For the Central League’s Chunichi Dragons, their cheering sections at their home stadium of Nagoya Dome and elsewhere on the road have had little to shout about — and that is not due to the team’s current fourth-place position in the standings.
On July 24, Chunichi announced that it was accepting applications for membership in a new cheering section in an effort to comply with the policies of Nippon Pro Baseball (NPB) regarding connections to organized crime.
The application for the Chunichi Dragons Cheering Section includes the submission of a form and a performance review, ostensibly an evaluation of the applicant’s musical ability.
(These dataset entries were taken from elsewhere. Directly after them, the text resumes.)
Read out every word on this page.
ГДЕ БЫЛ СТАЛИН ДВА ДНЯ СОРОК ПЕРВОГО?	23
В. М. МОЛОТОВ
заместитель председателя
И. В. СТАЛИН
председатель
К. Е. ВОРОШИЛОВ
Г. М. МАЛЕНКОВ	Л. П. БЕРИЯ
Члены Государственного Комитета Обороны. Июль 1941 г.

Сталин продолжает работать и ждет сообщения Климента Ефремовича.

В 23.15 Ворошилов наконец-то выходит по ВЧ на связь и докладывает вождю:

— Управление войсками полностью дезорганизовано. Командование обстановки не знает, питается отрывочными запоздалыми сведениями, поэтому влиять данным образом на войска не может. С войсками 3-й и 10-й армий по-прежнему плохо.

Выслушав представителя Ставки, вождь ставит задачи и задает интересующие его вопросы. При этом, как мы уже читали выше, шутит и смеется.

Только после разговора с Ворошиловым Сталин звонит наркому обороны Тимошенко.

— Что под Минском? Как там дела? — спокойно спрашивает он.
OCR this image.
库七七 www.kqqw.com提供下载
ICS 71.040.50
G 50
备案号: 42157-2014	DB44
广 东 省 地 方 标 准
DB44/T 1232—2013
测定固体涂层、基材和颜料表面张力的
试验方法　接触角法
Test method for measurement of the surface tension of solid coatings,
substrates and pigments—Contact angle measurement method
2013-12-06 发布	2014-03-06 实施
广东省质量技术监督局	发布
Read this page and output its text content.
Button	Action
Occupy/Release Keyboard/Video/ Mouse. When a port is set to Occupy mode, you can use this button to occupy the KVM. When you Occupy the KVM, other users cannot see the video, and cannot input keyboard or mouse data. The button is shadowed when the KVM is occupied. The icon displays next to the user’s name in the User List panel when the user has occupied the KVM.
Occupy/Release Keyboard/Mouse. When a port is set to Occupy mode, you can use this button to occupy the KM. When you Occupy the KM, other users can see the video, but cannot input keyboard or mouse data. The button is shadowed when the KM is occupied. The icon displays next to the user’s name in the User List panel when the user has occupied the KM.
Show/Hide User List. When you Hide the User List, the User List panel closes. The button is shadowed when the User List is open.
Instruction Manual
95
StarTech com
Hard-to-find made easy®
The team, which is seeking 20 suitable candidates, hopes to have the new section up and running before the year is out.
The move follows the failure on the part of four existing groups that support Chunichi nationwide to change their upper members by the first All-Star Games on July 18. Up to this point in the season, the fans in the outfield had been required to cheer individually and without musical accompaniment, as mandated by NPB.
“Generally, a team cannot have organized cheering with instruments without permission,” says a reporter at a sports newspaper.
According to Shukan Asahi Geino (Aug. 14-21), Chunichi has a long, complicated relationship with one yakuza group in particular, the Nagoya-based Kodo-kai, an affiliate gang of Japan’s largest criminal syndicate, the Yamaguchi-gumi.
“NPB has been showing an attitude whereby ties to organized crime are not allowed,” says a person affiliated with NPB. “But in the oendan sections of Chunichi, the upper members are yakuza, particularly the Kodo-kai.”
In 2006, NPB issued a special mandate to exclude boryokudan, or organized crime groups. As a result, all 12 teams were required to submit the names and portrait photographs of the members of its oendan groups.
One year later, the Nagoya Hakuryu-kai (名古屋白龍會) and Zenkoku Ryushin Rengo (全国竜心連合) oendan groups for Chunichi had already been rejected by NPB for not submitting a list of their members. The groups filed a claim against NPB four years later in the High Court of Nagoya but lost. In 2013, an appeal reached the Supreme Court, which ruled in favor of NPB.
In the three-page application to join the Chunichi Dragons Cheering Section, the ninth question asks whether the applicant is a member of an organized crime group.
This raises a very logical question: Why is Chunichi protecting organized crime members?
“Since the days of Nagoya Stadium” — the facility used by Chunichi before it moved to Nagoya Dome in 1997 — “there has been a problem with ticket scalping,” says the aforementioned sports reporter. “Teams can supply the oendan sections with around 100 tickets, and those tickets can get into the hands of organized crime members who scalp them.”
Then there are the direct connections yakuza can have with the players themselves.
“So-called ‘player seats’ are provided to team members with the intention being that they invite people to the games,” says the previously mentioned NPB source. “All teams allocate two tickets per player per game.”
A problem arises when the players become close to members of the oendan sections — and the tickets are funneled to gangsters.
In illustrating the friendly ties that can exist, the magazine mentions an alleged rape committed in 2003 by Kazuyoshi Tatsunami, a slugging third baseman with Chunichi between 1988 and 2009. Weekly tabloid Shukan Post said that Tatsunami hired gang members to threaten the victim and her fiance in an effort to intimidate them into not revealing the crime.
These problems, however, are not limited to Chunichi. The magazine mentions an unnamed player on another Central League team.
“He collects tickets from other players and passes them on to the oendan sections,” continues the NPB source. “These then wind up in the hands of yakuza, who scalp them to fund their gang.” (K.N.)